Orientation-Dependent High-Order Harmonic Generation from Monolayer ZnO

Solid-state high-order harmonic generation (HHG) now is a strong tool for detecting target properties, like band structure, Berry curvature and transition dipole moments (TDMs). However, the physical mechanism of high-order harmonic generation (HHG) in solids has not been fully elucidated. According to previously published works, in addition to the inter-band polarization, intra-band currents, and anomalous currents due to Berry curvature, there is another term which will be called the mixture term (MT). Taking monolayer ZnO as a sample, it is found that the intensity of the mixture term, which has been ignored for a long time in previous works, actually is comparable with other terms. Additionally, we compare the orientation-dependent HHG spectra that originated from different mechanisms. It is found that the inter-band and mixture HHG show similar orientation features. Meanwhile, Berry curvature only produces perpendicularly polarized even harmonics, and intra-band perpendicularly polarized even harmonics show special orientation features which can be explained by the orientation-dependent group velocity.
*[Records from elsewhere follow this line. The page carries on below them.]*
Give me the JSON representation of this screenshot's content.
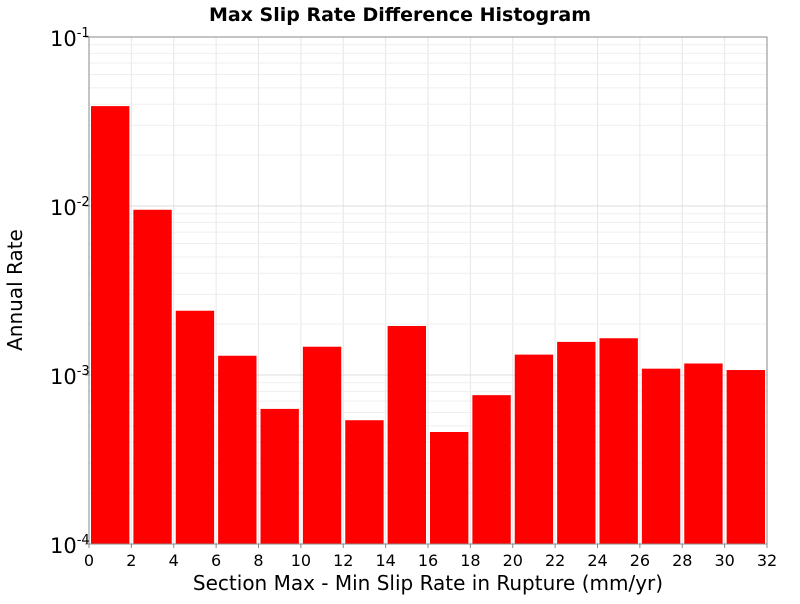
{
  "chart_data": {
    "type": "bar",
    "title": "Max Slip Rate Difference Histogram",
    "xlabel": "Section Max - Min Slip Rate in Rupture (mm/yr)",
    "ylabel": "Annual Rate",
    "yscale": "log",
    "xlim": [
      0,
      32
    ],
    "ylim": [
      0.0001,
      0.1
    ],
    "xticks": [
      "0",
      "2",
      "4",
      "6",
      "8",
      "10",
      "12",
      "14",
      "16",
      "18",
      "20",
      "22",
      "24",
      "26",
      "28",
      "30",
      "32"
    ],
    "yticks": [
      {
        "base": "10",
        "exp": "-4",
        "value": 0.0001
      },
      {
        "base": "10",
        "exp": "-3",
        "value": 0.001
      },
      {
        "base": "10",
        "exp": "-2",
        "value": 0.01
      },
      {
        "base": "10",
        "exp": "-1",
        "value": 0.1
      }
    ],
    "grid": true,
    "bar_color": "#ff0000",
    "bin_width": 2,
    "x": [
      1,
      3,
      5,
      7,
      9,
      11,
      13,
      15,
      17,
      19,
      21,
      23,
      25,
      27,
      29,
      31
    ],
    "values": [
      0.039,
      0.0095,
      0.0024,
      0.0013,
      0.00063,
      0.00147,
      0.00054,
      0.00195,
      0.00046,
      0.00076,
      0.00132,
      0.00157,
      0.00165,
      0.00109,
      0.00117,
      0.00107
    ]
  }
}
This work will help people understand the mechanisms of solid-HHG better.

Automated summary

Solid-state high-order harmonic generation (HHG) is a powerful tool for detecting target properties, but the physical mechanism of HHG in solids is not fully understood. This study reveals the existence of a previously ignored mixture term in solid HHG and compares the orientation-dependent HHG spectra from different mechanisms. The results show similar orientation features for inter-band and mixture HHG, while Berry curvature only produces perpendicularly polarized even harmonics and intra-band perpendicularly polarized even harmonics display special orientation features explained by the orientation-dependent group velocity.